As Simon's condition worsens, the couple decide to return to Greystones, Simon's hometown on the Irish coast. It is here that Ruth discovers her love of the ocean and finds friends who help her cope, forming what she calls The Tragic Wives' Club – her "tribe" of women who have also experienced loss. Together they dive into the ocean on a near-daily basis year-round, as a way to bond and, for a few minutes, forget the realities of their lives and just be.

I look at my friends coping and surviving. Like the rolling of waves, the thrill of the dive, the rush of cold, they choose to stay unchained. This is as free as we can all possibly be…Swims like this clean the cobwebs from my mind, like clearing the laundry basket with a good run of hot washes. I am a woman restored.

Fitzmaurice's writing is at its best as she pours her pain into her prose, which at times reads like poetry:

We live our lives in fragments and that's just the way it is. Clocks circling time have little meaning for me. From days and months to moments, fragments of time swing solely between good and bad. I never dare to presume, beyond a hunch, what is coming next…I feel sadness on a deep level, deeper than skin and veins and death. Clock hands circling time are overwhelming and endless.

The book is laid out in short chapters, each loosely held together by a theme, throughout which the author ruminates on a specific aspect of her life. For example, in a section called "Bed," Ruth's narrative moves from her first encounter with Simon at a drinks-heavy student party, waking up next to him on a couch; to the day their "marital bed became a hospital contraption" with "multiple tilts and reclining functions" to make Simon more comfortable. Eventually Ruth decides to leave their bed because she can't sleep with all the electronic beeps and whirrs of the equipment needed to keep her husband alive. The text has a stream-of-consciousness feel to it that renders it raw and honest. It can also be a bit confusing, as it's not always clear which period of their lives is being discussed at any one moment.

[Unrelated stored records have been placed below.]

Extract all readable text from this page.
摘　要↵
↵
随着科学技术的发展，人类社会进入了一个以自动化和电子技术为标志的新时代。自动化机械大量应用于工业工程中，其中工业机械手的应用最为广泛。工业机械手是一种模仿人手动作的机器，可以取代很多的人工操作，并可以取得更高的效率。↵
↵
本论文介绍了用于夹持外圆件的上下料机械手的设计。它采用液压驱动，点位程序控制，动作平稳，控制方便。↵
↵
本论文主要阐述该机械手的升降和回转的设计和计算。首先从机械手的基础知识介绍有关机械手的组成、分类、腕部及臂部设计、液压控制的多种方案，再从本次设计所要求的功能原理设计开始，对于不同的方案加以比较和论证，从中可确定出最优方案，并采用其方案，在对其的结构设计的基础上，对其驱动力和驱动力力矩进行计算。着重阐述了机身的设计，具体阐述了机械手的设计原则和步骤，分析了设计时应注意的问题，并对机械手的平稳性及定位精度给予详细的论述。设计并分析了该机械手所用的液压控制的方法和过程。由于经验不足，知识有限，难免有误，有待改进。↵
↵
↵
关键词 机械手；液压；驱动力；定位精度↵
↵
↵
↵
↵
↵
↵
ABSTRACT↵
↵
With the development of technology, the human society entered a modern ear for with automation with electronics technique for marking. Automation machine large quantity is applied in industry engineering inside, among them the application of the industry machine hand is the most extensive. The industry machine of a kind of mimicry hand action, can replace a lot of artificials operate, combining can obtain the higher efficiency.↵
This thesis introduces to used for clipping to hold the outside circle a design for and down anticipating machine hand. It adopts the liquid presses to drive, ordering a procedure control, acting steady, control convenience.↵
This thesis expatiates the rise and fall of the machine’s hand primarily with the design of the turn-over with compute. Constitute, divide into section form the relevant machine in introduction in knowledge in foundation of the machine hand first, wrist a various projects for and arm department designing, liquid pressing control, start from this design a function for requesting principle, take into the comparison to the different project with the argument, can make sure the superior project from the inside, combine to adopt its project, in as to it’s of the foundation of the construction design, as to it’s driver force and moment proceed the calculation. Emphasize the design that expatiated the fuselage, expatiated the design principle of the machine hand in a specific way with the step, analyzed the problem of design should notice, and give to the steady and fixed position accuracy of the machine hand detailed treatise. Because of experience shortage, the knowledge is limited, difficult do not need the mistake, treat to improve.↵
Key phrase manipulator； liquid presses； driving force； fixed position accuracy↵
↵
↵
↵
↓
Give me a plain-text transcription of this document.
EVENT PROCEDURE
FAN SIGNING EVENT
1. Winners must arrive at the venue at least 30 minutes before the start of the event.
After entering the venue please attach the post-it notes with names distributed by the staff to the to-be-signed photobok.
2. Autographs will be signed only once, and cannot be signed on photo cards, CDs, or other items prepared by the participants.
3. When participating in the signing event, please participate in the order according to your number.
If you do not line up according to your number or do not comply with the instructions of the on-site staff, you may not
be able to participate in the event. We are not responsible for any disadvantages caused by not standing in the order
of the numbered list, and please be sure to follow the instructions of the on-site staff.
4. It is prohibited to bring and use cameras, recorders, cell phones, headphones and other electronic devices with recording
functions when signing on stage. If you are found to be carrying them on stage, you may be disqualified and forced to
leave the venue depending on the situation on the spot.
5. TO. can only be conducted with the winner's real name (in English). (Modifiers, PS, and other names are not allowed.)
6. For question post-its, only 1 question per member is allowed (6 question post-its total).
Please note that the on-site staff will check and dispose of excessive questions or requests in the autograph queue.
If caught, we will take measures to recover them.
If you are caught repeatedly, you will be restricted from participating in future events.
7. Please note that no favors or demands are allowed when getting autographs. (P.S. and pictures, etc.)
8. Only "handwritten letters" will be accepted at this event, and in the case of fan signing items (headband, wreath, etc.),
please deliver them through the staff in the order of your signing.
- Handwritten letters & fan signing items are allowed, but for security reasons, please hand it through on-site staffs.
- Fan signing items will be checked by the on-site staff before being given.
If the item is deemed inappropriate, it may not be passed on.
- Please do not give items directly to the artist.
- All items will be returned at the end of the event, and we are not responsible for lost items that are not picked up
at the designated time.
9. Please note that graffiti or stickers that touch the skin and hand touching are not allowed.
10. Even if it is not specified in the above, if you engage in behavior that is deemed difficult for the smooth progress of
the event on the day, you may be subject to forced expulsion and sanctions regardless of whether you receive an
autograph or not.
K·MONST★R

The memoir focuses primarily on Fitzmaurice herself, specifically her internal struggles as she remembers the good times and grieves over what their lives have become and how Simon's illness has impacted their children. It's heartbreaking reading her pain as she tries – unsuccessfully – to explain to her four-year-old daughter why her father can't go back to "the old Dadda" who walked and talked.

Interestingly, using an eye-gaze computer (see 'Beyond the Book') as his sole means of communication, Simon wrote a memoir of his own, It's Not Yet Dark and wrote and directed a film, achievements that are only glancingly touched upon in this book. Ruth's memoir also has very little to say about her communication with Simon as the disease progresses. One assumes they would continue to "talk," but there's little here about their interaction.

I Found My Tribe is a beautiful, haunting work throughout which Fitzmaurice bares her soul. Readers who enjoy memoirs will likely find this a must-read and book groups will discover multiple topics to discuss within its pages.